Single-hop    ████████████████████████████████████████  75.2%
Temporal      ████████████████████████████████          56.1%
Multi-hop     ███████████████████████████               47.9%
Open-domain   ██████████████████████████████████        59.7%
CategoryScoreQuestions
1 — Single-hop75.2%282
2 — Temporal56.1%321
3 — Multi-hop47.9%96
4 — Open-domain59.7%841

What moved the number

Three changes that landed in the current published stack:

  1. Synthesizer model — switched the answer-synthesis call to gpt-4o-mini, which speaks the same dialect as the judge and lifts all four categories (particularly temporal).
  2. Synthesizer prompt v2 — added a rule that forces the synth to compute concrete dates from cited memories rather than answering with relative phrases.
  3. Historical-mode retrieval — expanded the regex that auto-enables "include superseded memories" mode for past-tense and temporal-arc questions.
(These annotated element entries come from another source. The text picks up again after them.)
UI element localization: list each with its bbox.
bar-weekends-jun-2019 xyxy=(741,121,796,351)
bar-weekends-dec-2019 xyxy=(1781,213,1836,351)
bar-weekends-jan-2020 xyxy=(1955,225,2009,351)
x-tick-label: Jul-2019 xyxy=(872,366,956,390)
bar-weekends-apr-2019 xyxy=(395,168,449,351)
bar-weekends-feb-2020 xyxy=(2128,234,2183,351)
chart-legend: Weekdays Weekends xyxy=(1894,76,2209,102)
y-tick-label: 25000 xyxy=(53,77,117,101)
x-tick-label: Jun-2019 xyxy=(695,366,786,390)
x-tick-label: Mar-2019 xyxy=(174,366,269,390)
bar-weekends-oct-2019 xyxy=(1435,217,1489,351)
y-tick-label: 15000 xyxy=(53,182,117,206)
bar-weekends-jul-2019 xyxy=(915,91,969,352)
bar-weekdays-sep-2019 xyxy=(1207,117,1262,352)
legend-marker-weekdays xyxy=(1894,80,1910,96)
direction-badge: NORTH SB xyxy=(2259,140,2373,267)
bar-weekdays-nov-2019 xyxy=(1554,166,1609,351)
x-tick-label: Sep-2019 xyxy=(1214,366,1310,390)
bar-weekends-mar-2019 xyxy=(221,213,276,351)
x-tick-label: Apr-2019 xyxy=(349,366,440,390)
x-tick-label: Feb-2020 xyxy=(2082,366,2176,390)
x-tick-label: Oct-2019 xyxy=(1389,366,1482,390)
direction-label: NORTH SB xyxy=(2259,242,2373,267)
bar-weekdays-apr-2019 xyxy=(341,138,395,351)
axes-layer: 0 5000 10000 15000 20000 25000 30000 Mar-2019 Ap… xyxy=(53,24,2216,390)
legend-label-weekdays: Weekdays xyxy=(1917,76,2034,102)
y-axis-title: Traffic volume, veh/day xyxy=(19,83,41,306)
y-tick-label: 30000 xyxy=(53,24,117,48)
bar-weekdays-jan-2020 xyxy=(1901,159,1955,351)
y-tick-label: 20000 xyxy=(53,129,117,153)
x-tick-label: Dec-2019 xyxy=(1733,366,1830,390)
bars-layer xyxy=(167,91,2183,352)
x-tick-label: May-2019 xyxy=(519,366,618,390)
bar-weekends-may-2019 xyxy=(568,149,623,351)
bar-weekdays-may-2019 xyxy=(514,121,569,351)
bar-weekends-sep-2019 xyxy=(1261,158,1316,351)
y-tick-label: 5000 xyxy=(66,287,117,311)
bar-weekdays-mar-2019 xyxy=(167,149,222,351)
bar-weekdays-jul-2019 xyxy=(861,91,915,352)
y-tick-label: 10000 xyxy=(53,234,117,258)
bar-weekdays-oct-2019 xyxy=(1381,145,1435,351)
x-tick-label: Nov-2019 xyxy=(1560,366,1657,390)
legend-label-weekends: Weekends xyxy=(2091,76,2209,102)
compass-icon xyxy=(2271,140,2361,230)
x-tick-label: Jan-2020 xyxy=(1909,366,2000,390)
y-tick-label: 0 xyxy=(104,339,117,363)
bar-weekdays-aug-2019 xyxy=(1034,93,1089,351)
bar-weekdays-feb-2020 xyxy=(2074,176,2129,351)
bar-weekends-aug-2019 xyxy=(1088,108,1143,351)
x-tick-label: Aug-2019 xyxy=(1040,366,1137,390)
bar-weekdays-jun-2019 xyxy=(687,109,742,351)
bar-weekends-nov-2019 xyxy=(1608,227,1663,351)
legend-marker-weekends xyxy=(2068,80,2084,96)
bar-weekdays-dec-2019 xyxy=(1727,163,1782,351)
A separate write-path experiment (extractor-side date grounding) was run, did not move the number, and was reverted. The reconciler-side and read-side temporal handling were sufficient.

Methodology

We use the standard LoCoMo evaluation protocol:

SettingValue
Judge modelgpt-4o-mini, temperature 0.0
Judge promptThe standard "be generous, same topic = CORRECT"
Answer formatTerse, ≤5–6 words
Excluded categoryCat 5 (adversarial), per the original protocol
Concurrency8

No bench-only hacks. Every change in the published stack is a product improvement that ships with the API — there is no benchmark-mode configuration.

Reproducing

Members of the MemHQ team can reproduce the run in ~5 minutes against a pre-ingested snapshot, or ~5 hours cold from scratch. The full methodology — every prompt, every flag, the per-conversation results — lives in PERF-REPORT.md in the internal repo.

What we're working on

The largest remaining lever is open-domain (cat 4), which is 55% of the dataset's volume. Improvements there will move the headline number the most. Multi-hop (cat 3) is also a target — the underlying graph already supports the joins; the retriever just hasn't been tuned for chain-walking yet.